— Это добыча, которую я добровольно дарю. Отнеси ее в дом своего отца. Она оставлена с этой целью. А теперь расскажи мне, как смерть обошлась с нашими людьми, ибо ты знаешь, что необходимость вынудила меня покинуть их, как только была дарована свобода.

Марк не выказал расположения удовлетворить желание собеседника. Он смотрел на сверток Конанчета так, будто его глаза никогда прежде не видели подобного предмета, и остро борющиеся страсти играли на лице, которое редко бывало таким спокойным, как того требовали привычки эпохи и страны обуздывать свои чувства.

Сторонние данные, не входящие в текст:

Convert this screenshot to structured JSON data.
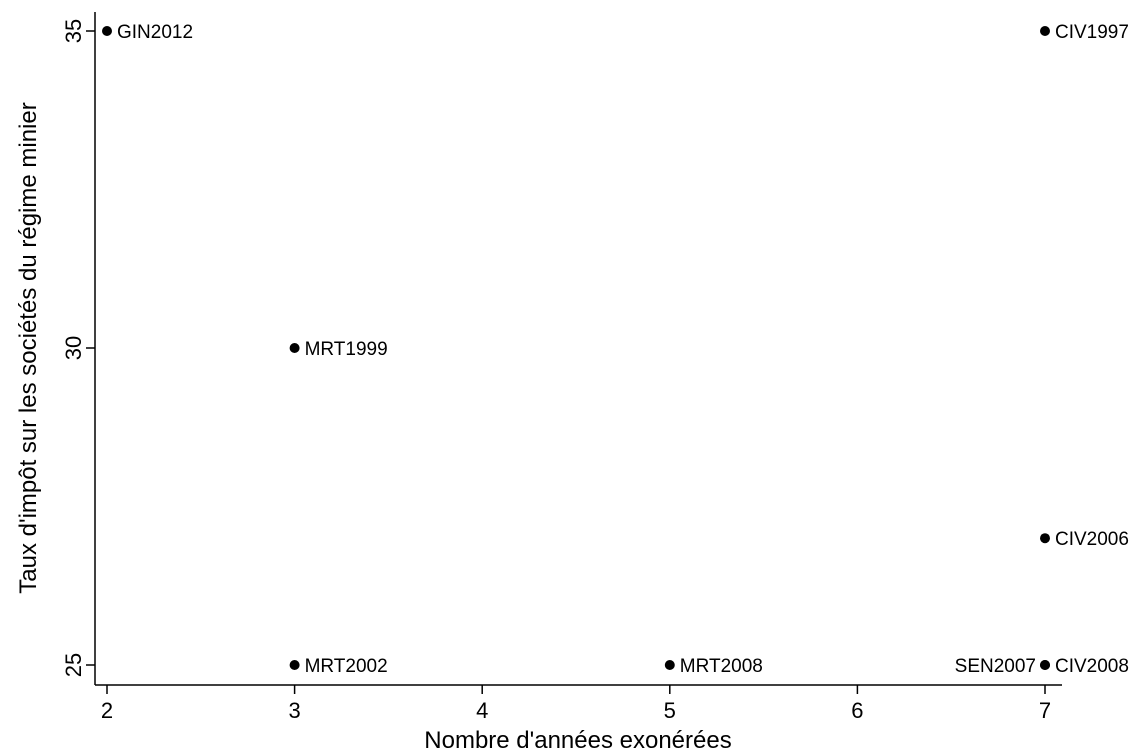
{
  "chart_data": {
    "type": "scatter",
    "title": "",
    "xlabel": "Nombre d'années exonérées",
    "ylabel": "Taux d'impôt sur les sociétés du régime minier",
    "xlim": [
      2,
      7
    ],
    "ylim": [
      25,
      35
    ],
    "xticks": [
      "2",
      "3",
      "4",
      "5",
      "6",
      "7"
    ],
    "yticks": [
      "25",
      "30",
      "35"
    ],
    "grid": false,
    "marker_color": "#000000",
    "points": [
      {
        "label": "GIN2012",
        "x": 2,
        "y": 35,
        "label_side": "right"
      },
      {
        "label": "CIV1997",
        "x": 7,
        "y": 35,
        "label_side": "right"
      },
      {
        "label": "MRT1999",
        "x": 3,
        "y": 30,
        "label_side": "right"
      },
      {
        "label": "CIV2006",
        "x": 7,
        "y": 27,
        "label_side": "right"
      },
      {
        "label": "MRT2002",
        "x": 3,
        "y": 25,
        "label_side": "right"
      },
      {
        "label": "MRT2008",
        "x": 5,
        "y": 25,
        "label_side": "right"
      },
      {
        "label": "SEN2007",
        "x": 7,
        "y": 25,
        "label_side": "left"
      },
      {
        "label": "CIV2008",
        "x": 7,
        "y": 25,
        "label_side": "right"
      }
    ]
  }
}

— Это будет сделано, наррагансет! — произнес он сквозь сжатые зубы. — Это будет сделано! — Затем, повернувшись на каблуках, он зашагал по головокружительной тропинке стремительными шагами, держа оставшегося в страхе за его безопасность, пока его энергичная фигура не скрылась из глаз.

Отшельник встал и окликнул занявшего его убогое жилище.

— Выходи! — позвал он, открыв узкую дверь перед вождем. — Юноша ушел с твоим свертком, и ты теперь один со старым союзником.

Конанчет откликнулся на зов, но его взгляд горел менее ярко и лицо было менее суровым, чем когда он вошел в маленькую хижину. Медленно подойдя к камню, на котором сидел до того, он остановился на мгновение и, казалось, бросил взгляд печального сожаления на то место, где оставил сверток. Однако, овладев своими чувствами с обычным самообладанием своего народа, он вновь занял прежнее место с видом человека серьезного по натуре, не прилагая, по всей видимости, никакого усилия, чтобы сохранить восхитительную невозмутимость своих черт. Последовало долгое и глубокомысленное молчание, а затем отшельник заговорил:

— Мы сделали друга из вождя наррагансетов, а этот союз с Филипом разорван!

— Йенгиз! — возразил другой. — Во мне течет одна кровь — сахемов.

— Зачем индейцу и белому человеку творить насилие друг над другом? Земля велика, и на ней есть место для людей любого цвета и любого народа.

— Мой отец нашел самую малость, — сказал другой, бросив такой странный взгляд на тесные владения хозяина, что сразу выдал саркастический смысл своих слов, хотя это в равной степени свидетельствовало о великодушии его сердца.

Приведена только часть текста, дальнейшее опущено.